One student, in an abusive relationship for months, was told by her abuser, a Sainte-Anne student, before and after he raped her three times, that students at Sainte-Anne are free to sexually assault others because they know the administration will do nothing and there will be no consequences for perpetrators. 

Rape culture flourishes when it’s not spoken out against; when it’s openly and vocally opposed, it can, like any culture, be changed. 

Unfairly and awfully, this can mean yet another burden on its victims — to speak out, to voice their experiences, to spotlight how indifference, unfeeling words, criminal violations, and the abuse of power can darkly enmesh them in an ongoing struggle with pain, mental anguish, and severe emotional trauma that cannot be repressed or wished away. 

But so many students, too, are sick and tired of being victims. They want to be students, to be adults, to come back to themselves again, to get on with their lives. 

And they want to not be treated, after their harassment or assault or rape, like mere things or nuisances or cases. 

Because they know, and will always know, the truth of what happened to them.
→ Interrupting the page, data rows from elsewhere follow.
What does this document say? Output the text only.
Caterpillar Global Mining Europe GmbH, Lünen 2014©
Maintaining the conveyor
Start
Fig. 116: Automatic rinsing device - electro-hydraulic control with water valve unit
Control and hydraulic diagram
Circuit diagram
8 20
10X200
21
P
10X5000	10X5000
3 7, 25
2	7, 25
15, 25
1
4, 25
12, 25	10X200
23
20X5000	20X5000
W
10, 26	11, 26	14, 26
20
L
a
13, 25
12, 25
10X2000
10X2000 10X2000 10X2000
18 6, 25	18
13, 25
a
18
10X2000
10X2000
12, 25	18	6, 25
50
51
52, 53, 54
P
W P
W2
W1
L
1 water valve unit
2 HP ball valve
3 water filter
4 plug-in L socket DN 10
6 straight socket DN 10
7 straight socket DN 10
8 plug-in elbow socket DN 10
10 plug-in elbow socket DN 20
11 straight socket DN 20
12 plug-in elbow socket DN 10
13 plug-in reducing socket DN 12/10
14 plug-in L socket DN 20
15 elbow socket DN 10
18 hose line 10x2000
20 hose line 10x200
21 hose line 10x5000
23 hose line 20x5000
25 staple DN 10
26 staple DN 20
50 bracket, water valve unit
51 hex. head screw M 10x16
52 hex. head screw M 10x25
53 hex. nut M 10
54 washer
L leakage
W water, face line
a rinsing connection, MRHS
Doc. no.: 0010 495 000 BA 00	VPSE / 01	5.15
And no rape culture can make it a fiction.

All statements and opinions in the above are the author’s own.

Brian Gibson has been a professor of English literature and film at Université Sainte-Anne for more than 15 years; his research focuses on masculinities in literature and film. The piece of student writing that he remains most in awe of is Chanel Miller’s victim statement at the end of the 2016 People v. Turner trial.